Nevertheless, long-term historic data, which is very important for admins, still doesn't exist. This makes ZFS potentially dangerous, in spite of all the advantages and its good reputation, because version 0.6 of the code, for example, still cannot offer format assurances.
If you are looking to compare filesystem speeds, you should not set too much store by absolute figures – that is, the net megabytes per second (MBps) in the graphics or the run times in the benchmarks – because the values depend too greatly on the specific hardware in use.
A direct comparison between the candidates is much more definitive, especially for sequential or random read and write operations. Making these measurements is the task of IOzone [6]; Figures 1-4 show the most important results. The complete set of raw data is available online [7].
All Buffers Off!
To ensure that no unwanted optimizations by buffers or caches on the test system distorted the results, adding different levels of variance depending on the filesystem, I disabled both the RAID controller cache and all the HDD caches. Additionally, before each test, I ensured that the Linux kernel itself had no chance to perform any optimizations by serializing I/O operations through buffers and caches. To do this, I ran sync
and doubly deleted the page cache, inodes, and dentries (with echo 3 > /proc/sys/vm/drop_caches
).
The benchmark script [7] prepared each filesystem for the benchmark run with the appropriate mkfs tool (on ZFS, this was zpool
) without further options. Also, the countless possibilities for optimization were ruled out in the tests (e.g., btrfs -o SSD
can increase the throughput in individual cases by up to 30 percent).

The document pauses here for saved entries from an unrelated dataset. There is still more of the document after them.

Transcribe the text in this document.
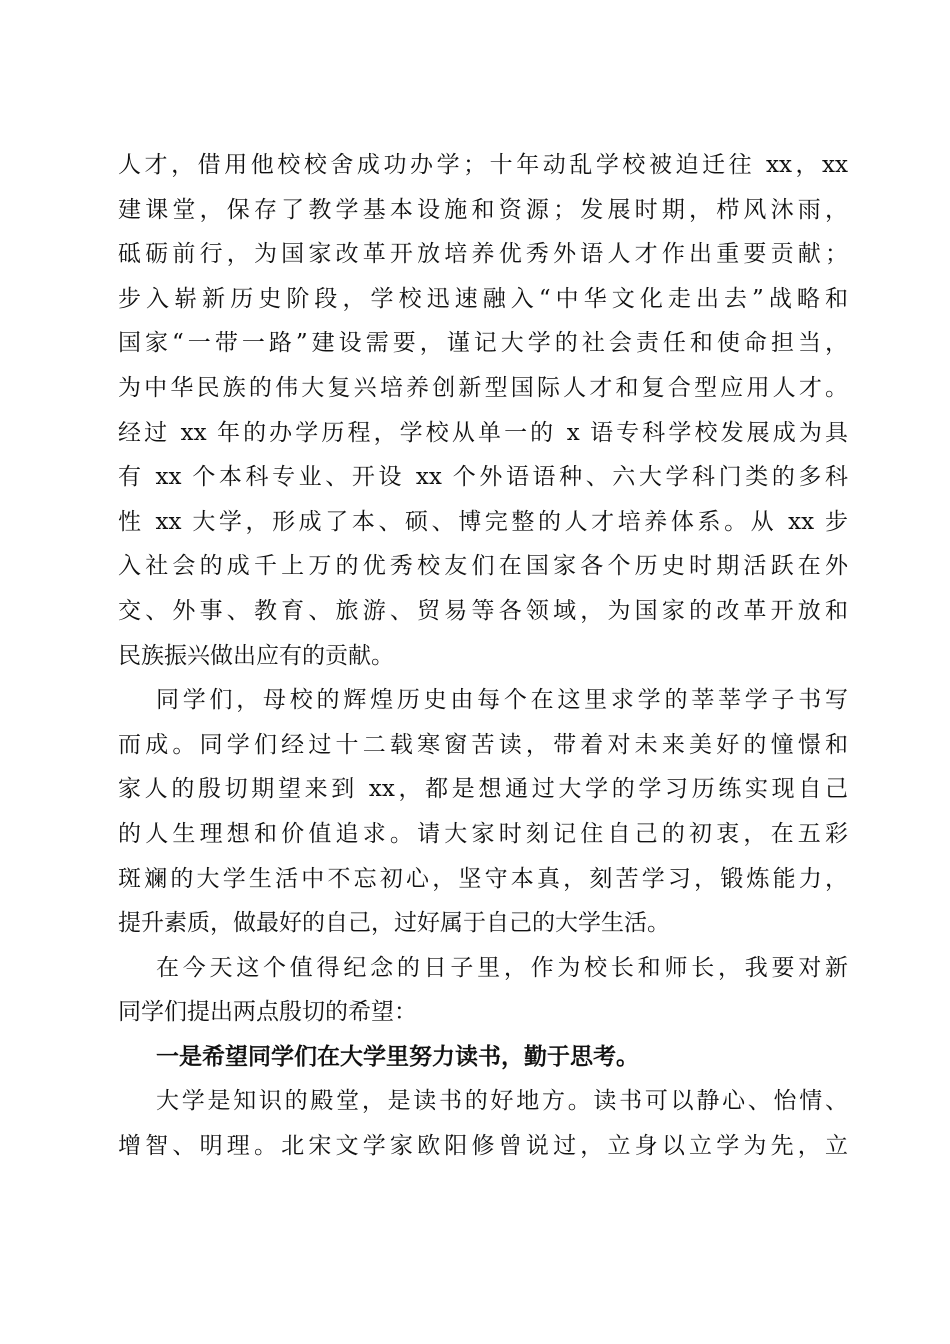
人才，借用他校校舍成功办学；十年动乱学校被迫迁往 xx，xx
建课堂，保存了教学基本设施和资源；发展时期，栉风沐雨，
砥砺前行，为国家改革开放培养优秀外语人才作出重要贡献；
步入崭新历史阶段，学校迅速融入“中华文化走出去”战略和
国家“一带一路”建设需要，谨记大学的社会责任和使命担当，
为中华民族的伟大复兴培养创新型国际人才和复合型应用人才。
经过 xx 年的办学历程，学校从单一的 x 语专科学校发展成为具
有 xx 个本科专业、开设 xx 个外语语种、六大学科门类的多科
性 xx 大学，形成了本、硕、博完整的人才培养体系。从 xx 步
入社会的成千上万的优秀校友们在国家各个历史时期活跃在外
交、外事、教育、旅游、贸易等各领域，为国家的改革开放和
民族振兴做出应有的贡献。
同学们，母校的辉煌历史由每个在这里求学的莘莘学子书写
而成。同学们经过十二载寒窗苦读，带着对未来美好的憧憬和
家人的殷切期望来到 xx，都是想通过大学的学习历练实现自己
的人生理想和价值追求。请大家时刻记住自己的初衷，在五彩
斑斓的大学生活中不忘初心，坚守本真，刻苦学习，锻炼能力，
提升素质，做最好的自己，过好属于自己的大学生活。
在今天这个值得纪念的日子里，作为校长和师长，我要对新
同学们提出两点殷切的希望：
一是希望同学们在大学里努力读书，勤于思考。
大学是知识的殿堂，是读书的好地方。读书可以静心、怡情、
增智、明理。北宋文学家欧阳修曾说过，立身以立学为先，立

In addition to the IOzone tests, I performed a long series of my own benchmarks, including mkdir
, touch
, echo
, cat
, dd
, rm
, and rmdir
in long loops with meaningful values [7].
Ranking and Kernel Test
If you simply assign points on an equal footing for placement in each of the many individual disciplines, you receive interesting results: XFS scores 56 points ahead of ReiserFS and ext4, followed by Btrfs and ext2. If you consider only the more atomic tests from Bash scripts, XFS is still in the lead ahead of Btrfs and ReiserFS.
In the IOzone benchmark results, which are based exclusively on data throughput, however, ext3 wins by a large margin (32 points), with ReiserFS (26), XFS (25), and ext4 (24) lagging a bit behind.

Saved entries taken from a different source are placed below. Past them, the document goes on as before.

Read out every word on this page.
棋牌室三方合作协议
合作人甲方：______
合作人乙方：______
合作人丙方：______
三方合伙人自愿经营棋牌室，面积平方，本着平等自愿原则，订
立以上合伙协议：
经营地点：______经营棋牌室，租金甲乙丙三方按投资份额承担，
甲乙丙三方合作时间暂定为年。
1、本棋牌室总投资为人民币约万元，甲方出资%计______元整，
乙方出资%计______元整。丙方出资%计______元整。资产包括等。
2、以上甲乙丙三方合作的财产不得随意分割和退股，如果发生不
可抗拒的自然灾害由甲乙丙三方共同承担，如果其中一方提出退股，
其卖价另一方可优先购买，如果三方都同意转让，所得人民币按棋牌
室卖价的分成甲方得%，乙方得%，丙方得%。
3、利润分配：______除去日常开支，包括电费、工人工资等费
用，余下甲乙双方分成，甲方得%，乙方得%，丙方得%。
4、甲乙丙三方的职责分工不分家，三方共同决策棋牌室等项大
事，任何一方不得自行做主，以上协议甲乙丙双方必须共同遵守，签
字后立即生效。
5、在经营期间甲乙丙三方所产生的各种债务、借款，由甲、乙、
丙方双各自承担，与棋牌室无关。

As Figures 5 and 6 show, migrating to the latest kernel doesn't always mean benefits. In a test with kernel 3.3.6 (current when this issue went to press) on SUSE Tumbleweed, performance in almost all filesystems declined compared with kernel 3.1.10. The ext filesystems only benefited in the random read discipline. In all other disciplines, the filesystems performed more poorly with kernel 3.3.6 than kernel 3.1.10.
Ext-ra Special: XFS
XFS is obviously still a good choice despite its age. On SSDs and HDDs, it delivers fast atomic actions and stable values in the IOzone benchmark. Larger files seem to be a problem. Another interesting result is that XFS seems to have improved on SSDs between kernels 3.1.10 and 3.3.6.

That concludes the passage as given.